Sunday, May 10, 2009

Read Waiting for Godot


Waiting for Godot is a good read. You can go on youtube and watch practically all of it, especially Lucky's monologue, a pastische of scholarly mumbo jumbo. Still it is a wonderful play, and it resonates with life as we live it: when the grandiosity of our primary narcissism is stripped away; when our craving for admiration is abetted; when we've emerged out of the depths of depression as normalcy - then we may see; then we may be healed. Healed in a way non-miraculous. Let us leave behind our need for the miraculous - our magical thinking, our projections onto God that equate to a lesser, though "omnipotent" god.
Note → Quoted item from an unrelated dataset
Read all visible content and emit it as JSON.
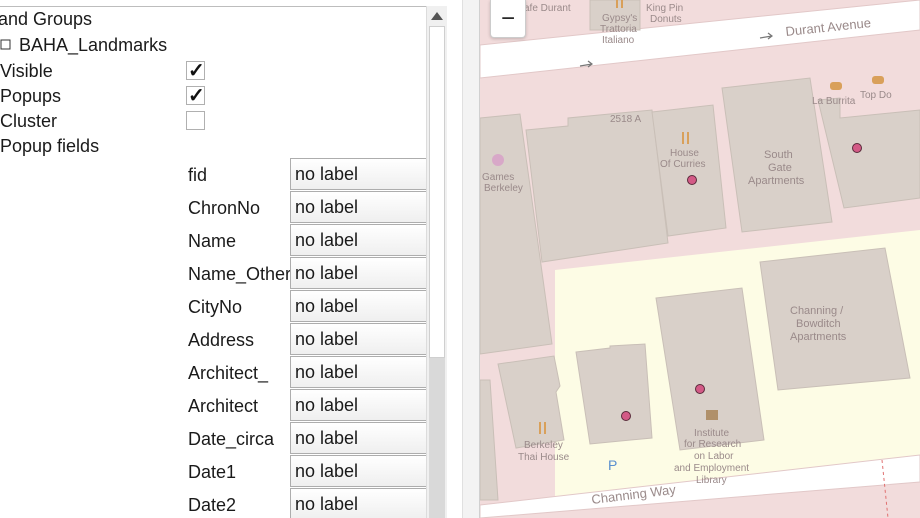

God is supremely interested that we grow up. That we get past our need to have others agree with us or to be in agreement with others - that we (in object relations terms) get past our false self, the pretense (the pretense that we exhibit a fortiori in the Garden) of being other than we are. Let us live in the Real - thinking neither too highly or too lowly (that's a shout out to you worm theologians out there - I'm looking at you Charles Hodge) about our capacities. We're much better reading Klein and Lacan, for all their antipathy, and then immersing ourselves back into Calvin and Barth with a smattering of Tillich, emerging in the clear light of Bion and Freud. Perhaps able to stand on our feet and take the gestalt as we come to it, and be, authentically be ourselves, who God created us to be, without recourse to the Text as tailesman, instead seeing in the text, what Jung points out the alchemists saw in their retorts: the mandala through which the soul's process is mirrored and integrated into the self.